姪はただ疑問で、なぜ大人なのに部屋の片付けができないのかが不思議でしかたないからそう口にする。そしてそれを指摘された伯母はしっかりと傷つくのが『違国日記』の面白さだったりする。

ヤマシタトモコ『違国日記』四巻より

「人は適切に老いてその老いに適切な振る舞いができないと滑稽や醜悪な若者のフリをした老人になる」的なツイートは昔から今に至るまで定期的に人気だ。

久しぶりに情報収集用に使っている鍵アカウントのいいね欄を眺めていたらこの手のツイートを何度も目にした。ということはつまり当時の俺がいいねを押していたわけだ。そうならないように気をつけようと思って似たようなツイートに飽きずにいいねを押していたのだろう。

で、どうなの?と聞かれなければ答える必要もないので。

 

年相応の社会的地位、年相応の生産性、年相応の人間関係、年相応のライフイベント、年相応のファッションは……特にこだわりがないならば年相応がよさそうなので飛ばし、年相応の趣味、年相応の思想、年相応の価値観、年相応のあとなんだろうないろいろありそうだがキリがないが年相応とセットとなる言葉が多数あり、いずれにせよおれはほんと全然できていない。

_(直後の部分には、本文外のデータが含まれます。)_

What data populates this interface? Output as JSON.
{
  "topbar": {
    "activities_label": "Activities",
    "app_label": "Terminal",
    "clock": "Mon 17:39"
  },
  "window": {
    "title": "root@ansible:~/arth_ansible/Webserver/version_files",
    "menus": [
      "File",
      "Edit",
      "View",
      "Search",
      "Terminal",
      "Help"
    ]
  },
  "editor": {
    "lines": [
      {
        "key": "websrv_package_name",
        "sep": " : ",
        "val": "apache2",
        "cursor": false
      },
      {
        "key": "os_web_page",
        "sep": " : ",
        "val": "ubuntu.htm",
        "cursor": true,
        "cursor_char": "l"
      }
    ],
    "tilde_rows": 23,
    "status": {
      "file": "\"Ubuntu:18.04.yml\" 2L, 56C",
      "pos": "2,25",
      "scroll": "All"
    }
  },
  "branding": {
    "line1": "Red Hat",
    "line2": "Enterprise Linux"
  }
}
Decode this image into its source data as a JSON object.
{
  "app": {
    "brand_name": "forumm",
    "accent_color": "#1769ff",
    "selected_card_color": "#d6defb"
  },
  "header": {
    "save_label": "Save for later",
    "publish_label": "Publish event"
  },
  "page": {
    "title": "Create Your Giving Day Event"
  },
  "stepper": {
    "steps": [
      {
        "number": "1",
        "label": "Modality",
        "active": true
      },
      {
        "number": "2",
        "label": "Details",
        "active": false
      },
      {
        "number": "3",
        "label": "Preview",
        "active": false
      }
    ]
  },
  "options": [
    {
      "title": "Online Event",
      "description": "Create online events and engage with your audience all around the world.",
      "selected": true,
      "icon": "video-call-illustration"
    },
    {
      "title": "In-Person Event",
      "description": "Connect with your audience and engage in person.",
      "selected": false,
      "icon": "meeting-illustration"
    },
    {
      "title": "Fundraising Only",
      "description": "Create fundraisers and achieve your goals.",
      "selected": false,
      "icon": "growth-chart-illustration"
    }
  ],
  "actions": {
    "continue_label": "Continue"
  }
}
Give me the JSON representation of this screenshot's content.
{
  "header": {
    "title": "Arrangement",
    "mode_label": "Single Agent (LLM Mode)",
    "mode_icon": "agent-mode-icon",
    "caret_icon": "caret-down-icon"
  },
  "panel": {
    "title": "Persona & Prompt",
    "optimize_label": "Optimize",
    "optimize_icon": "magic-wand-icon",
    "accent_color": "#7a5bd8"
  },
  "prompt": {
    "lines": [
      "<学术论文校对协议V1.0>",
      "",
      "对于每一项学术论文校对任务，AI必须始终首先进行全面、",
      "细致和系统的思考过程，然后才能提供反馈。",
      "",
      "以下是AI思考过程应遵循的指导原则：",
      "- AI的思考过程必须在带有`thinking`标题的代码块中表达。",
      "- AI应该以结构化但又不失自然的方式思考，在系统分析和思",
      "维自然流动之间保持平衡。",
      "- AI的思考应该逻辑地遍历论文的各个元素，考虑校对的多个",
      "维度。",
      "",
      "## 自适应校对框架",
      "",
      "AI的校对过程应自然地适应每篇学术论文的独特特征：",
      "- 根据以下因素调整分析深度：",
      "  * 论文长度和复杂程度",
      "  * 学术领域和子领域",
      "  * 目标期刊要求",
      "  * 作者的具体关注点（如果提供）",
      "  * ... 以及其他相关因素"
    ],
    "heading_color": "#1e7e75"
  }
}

努力が足りていないで片付けてしまうには努力しすぎてたし。少なくとも二十代まではそうだった。まだ足りないというのならばそう言えばいい。おれは好きな音楽を聞いてるので聞かないが。

 

向いてなかったで終わっちゃうのは悲しいから似合わなかってことにしたい。似合ってないのはなんかしょうがなさそうだし、「似合ってない」には自己責任論に還元されないどうしようもなさがある。おれがおれに生まれたのは似合ってなかった。なんでも似合うってことはないのだ。それだけなら、おれだけじゃなくてみんなもそうだろうし、あと「似合ってないから好きだから」の距離は近くて話のトーンが明るくなりそう。